Sementara itu Mira sudah siap membacakan jadwal selanjutnya setelah praktik psikologi.

" Jadi setelah ini ada jadwal apa? " tanya ku ke Mira.

" Tadi ibu Mila menghubungi saya dan bilang kalau beliau ingin bertemu dengan mbak. " jawab Mira.

" Tumben tante Mila mau bertemu. Ada apa katanya? "

" Saya juga kurang tahu. Tapi sebentar lagi beliau sampai ke klinik. "

" Ya sudah kamu atur saja. Saya makan siang dulu. Kamu juga istirahat dulu. Ajak Rengganis makan bareng di luar. "

" Baik mbak. Tapi kalau mbak butuh sesuatu jangan lupa panggil saya lewat telepon ya. ''

" Iya. Cerewet banget kamu. Sudah sana keluar. "
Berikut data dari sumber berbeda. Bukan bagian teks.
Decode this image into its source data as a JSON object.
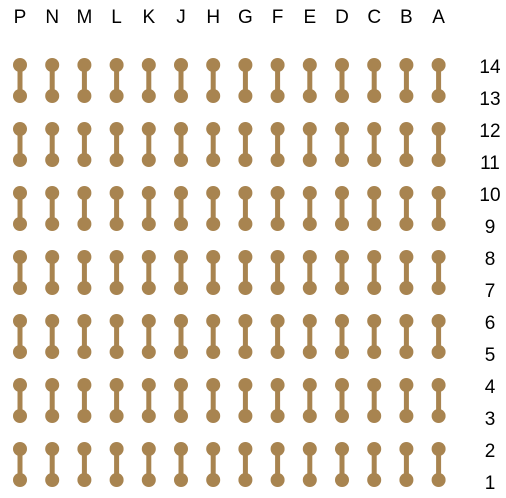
{
  "columns": [
    "P",
    "N",
    "M",
    "L",
    "K",
    "J",
    "H",
    "G",
    "F",
    "E",
    "D",
    "C",
    "B",
    "A"
  ],
  "rows": [
    "14",
    "13",
    "12",
    "11",
    "10",
    "9",
    "8",
    "7",
    "6",
    "5",
    "4",
    "3",
    "2",
    "1"
  ]
}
Baru saja Mira membuka pintu, tiba-tiba tante Mila masuk dengan kondisi cukup mengkhawatirkan. Pakaian nya ada yang robek. Wajah nya terdapat luka memar, termasuk di area dekat bibir nya. Kedua mata nya terlihat bengkak, mungkin efek menangis. Aku langsung menghampiri dan mengajak nya untuk duduk di sofa single ku. Aku berusaha menenangkannya sementara Mira aku suruh untuk mencari kotak P3K dan juga pakaian ganti untuk tante ku.